In unstable subtrochanteric fractures, such as Seinsheimer IV–V with fragments that cannot be reduced by close reduction in a traction table, proximal lateral femur should be exposed open to reduce the fracture [37]. Medullary nails do not offer the same advantage of the minimally invasive plating procedures. Although the use of trochanteric entry cephalomedullary nails expanded the indications for nailing with ease of insertion and improved biomechanics and union rates, but re-operation was required in 8–12 % of patients to gain union [3, 39]. When using cephalomedullary hip nails to fix comminuted subtrochanteric fractures with a ruptured lateral wall or with a lateral fragment, the reaming of proximal femur would distract the fragments and cause peritrochanteric instability. The use of binding wire affects the blood supply at the fracture site, causing delayed union or nonunion [40]. A cerclage wires or cables and open reduction were occasionally required to reduce displaced fragments to align around the nail. In their study, to compare gamma nail and DHS for treating subtrochanteric fractures, Saarenpää et al. [5] reported the need for supplementary fixation in five cases (12 %) in the Gamma nail group and, in four cases (27 %), in the DHS group. Gunadham et al. [41] reported the use of cerclage wires in 12 patients (46.2 %) with LCP for treatment of subtrochanteric fractures. Others [42] reported that open reduction and fixation with cerclage wiring or cable bandage through a small incision was needed in the other 17/49 cases (34.69 %). They suggested that open reduction and cable bandage through a small incision may be performed before long gamma nail or long PFN insertion in the cases with long spiral fracture lines and unsatisfactory reduction under traction. So, this one implant was not enough to effect reduction and stable fixation. Another major concern was related to the insertion site morbidity, chronic pain, and the need for removal of a large amount of bone from the proximal femur which may affect the abductor strength and gait, if removal is required or need for future operations.

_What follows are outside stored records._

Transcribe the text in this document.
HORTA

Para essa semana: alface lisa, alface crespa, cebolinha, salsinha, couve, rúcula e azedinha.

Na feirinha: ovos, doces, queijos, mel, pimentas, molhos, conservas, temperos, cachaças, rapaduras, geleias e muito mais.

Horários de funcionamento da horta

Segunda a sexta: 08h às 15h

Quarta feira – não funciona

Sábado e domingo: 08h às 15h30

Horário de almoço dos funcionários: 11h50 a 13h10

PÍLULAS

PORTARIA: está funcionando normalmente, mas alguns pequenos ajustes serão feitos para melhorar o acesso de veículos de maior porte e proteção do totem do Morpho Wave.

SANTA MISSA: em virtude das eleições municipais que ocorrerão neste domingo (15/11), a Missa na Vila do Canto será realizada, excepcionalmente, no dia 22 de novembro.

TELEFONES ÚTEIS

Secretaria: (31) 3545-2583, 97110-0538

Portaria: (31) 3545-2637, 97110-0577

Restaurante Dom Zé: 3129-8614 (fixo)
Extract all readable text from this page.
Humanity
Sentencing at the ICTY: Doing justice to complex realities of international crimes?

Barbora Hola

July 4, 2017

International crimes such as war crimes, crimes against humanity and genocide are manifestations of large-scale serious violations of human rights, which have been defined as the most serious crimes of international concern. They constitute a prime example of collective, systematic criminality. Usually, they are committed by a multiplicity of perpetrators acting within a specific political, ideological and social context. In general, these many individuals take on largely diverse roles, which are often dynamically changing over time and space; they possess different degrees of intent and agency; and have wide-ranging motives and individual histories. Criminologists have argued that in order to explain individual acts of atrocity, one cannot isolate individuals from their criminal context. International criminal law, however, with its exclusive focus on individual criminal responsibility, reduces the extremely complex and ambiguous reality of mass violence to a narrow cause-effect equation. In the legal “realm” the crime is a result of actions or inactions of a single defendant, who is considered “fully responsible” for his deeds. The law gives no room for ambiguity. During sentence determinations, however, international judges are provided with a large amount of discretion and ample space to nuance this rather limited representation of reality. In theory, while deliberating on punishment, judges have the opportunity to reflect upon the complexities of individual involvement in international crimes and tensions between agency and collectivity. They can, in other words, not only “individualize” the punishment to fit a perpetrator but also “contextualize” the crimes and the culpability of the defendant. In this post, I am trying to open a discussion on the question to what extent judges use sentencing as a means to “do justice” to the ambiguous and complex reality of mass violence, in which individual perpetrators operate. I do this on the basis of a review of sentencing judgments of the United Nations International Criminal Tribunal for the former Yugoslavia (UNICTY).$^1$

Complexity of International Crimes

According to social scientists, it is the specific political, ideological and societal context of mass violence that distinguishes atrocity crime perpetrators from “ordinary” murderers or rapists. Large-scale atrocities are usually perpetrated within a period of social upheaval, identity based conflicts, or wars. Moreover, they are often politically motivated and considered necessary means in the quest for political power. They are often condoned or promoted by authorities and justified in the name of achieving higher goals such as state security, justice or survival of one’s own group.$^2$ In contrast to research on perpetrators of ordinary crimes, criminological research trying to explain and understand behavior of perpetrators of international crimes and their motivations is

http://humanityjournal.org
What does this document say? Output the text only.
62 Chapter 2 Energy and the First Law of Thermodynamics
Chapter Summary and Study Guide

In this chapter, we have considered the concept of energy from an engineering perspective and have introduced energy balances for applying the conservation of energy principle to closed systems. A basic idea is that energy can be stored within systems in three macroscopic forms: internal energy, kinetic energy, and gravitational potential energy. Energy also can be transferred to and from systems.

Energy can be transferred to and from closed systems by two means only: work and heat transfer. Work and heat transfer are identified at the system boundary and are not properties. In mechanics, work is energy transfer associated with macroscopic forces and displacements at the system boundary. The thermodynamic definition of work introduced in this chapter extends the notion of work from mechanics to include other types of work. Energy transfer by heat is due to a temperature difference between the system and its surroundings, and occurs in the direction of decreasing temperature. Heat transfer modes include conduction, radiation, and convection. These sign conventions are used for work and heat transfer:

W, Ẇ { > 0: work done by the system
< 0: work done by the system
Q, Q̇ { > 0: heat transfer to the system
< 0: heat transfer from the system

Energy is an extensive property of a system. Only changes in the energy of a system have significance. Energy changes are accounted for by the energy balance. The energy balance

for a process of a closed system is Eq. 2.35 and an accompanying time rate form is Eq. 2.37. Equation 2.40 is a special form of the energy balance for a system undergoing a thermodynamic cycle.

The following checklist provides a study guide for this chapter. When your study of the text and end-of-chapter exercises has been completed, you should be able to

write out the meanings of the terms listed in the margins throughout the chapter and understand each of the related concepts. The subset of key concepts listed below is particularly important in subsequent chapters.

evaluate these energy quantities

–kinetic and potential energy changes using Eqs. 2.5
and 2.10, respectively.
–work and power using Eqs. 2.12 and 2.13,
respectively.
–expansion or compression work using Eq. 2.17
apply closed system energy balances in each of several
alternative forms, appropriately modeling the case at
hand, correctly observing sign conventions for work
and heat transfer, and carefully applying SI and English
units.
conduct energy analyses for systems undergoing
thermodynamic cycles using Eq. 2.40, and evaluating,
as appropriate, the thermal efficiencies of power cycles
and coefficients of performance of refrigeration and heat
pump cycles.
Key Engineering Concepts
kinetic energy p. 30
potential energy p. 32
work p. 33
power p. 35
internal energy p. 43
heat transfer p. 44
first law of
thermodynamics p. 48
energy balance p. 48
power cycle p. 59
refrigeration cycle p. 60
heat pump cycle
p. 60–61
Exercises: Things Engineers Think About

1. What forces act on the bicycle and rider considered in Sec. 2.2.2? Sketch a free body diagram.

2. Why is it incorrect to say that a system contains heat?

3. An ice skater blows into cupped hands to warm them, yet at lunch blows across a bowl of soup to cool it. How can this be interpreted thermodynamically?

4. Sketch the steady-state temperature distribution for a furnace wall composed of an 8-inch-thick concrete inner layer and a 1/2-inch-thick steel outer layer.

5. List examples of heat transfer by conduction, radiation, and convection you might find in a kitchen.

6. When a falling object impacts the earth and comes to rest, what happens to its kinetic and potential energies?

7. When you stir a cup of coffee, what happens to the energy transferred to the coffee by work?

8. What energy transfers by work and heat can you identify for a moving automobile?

Some recent studies reported good results with supplemented fixation of Seinsheimer type V subtrochanteric fractures. Liu et al [43] treated 12 patients with dynamic hip screw and shape memory alloy bow-teeth screw fixation and considered it as a superior option that can get satisfactory reduction with reliable fixation and will be one of a better choice for fixation. Song et al [35] treated 11 patients with reverse LISS plate combined with steel wire and reported no complications. Although the results obtained in our study appear to be excellent especially in relation to union of all fractures primarily and absence of infection and implant failure, we did not consider this method to be the standard of care. But, it represents only an option available in mind of the surgeon for use when required as what is occurring with bone grafting. If one implant did not satisfy the surgeon, he can use this technique. It also represents a good treatment option for uncontrollable patient in whom nailing cannot be used or was not suspected to be efficient.

Conclusions

Sometimes, one implant may not satisfy the surgeon, offer a stable fixation, or solve the patient’s problem. This protected fixation represents a frequent option in revision surgery. But, in primary fixation, it has to be reserved to special types of fractures, with them high failure is suspected. It offers a protected stable fixation that can withstand the stresses.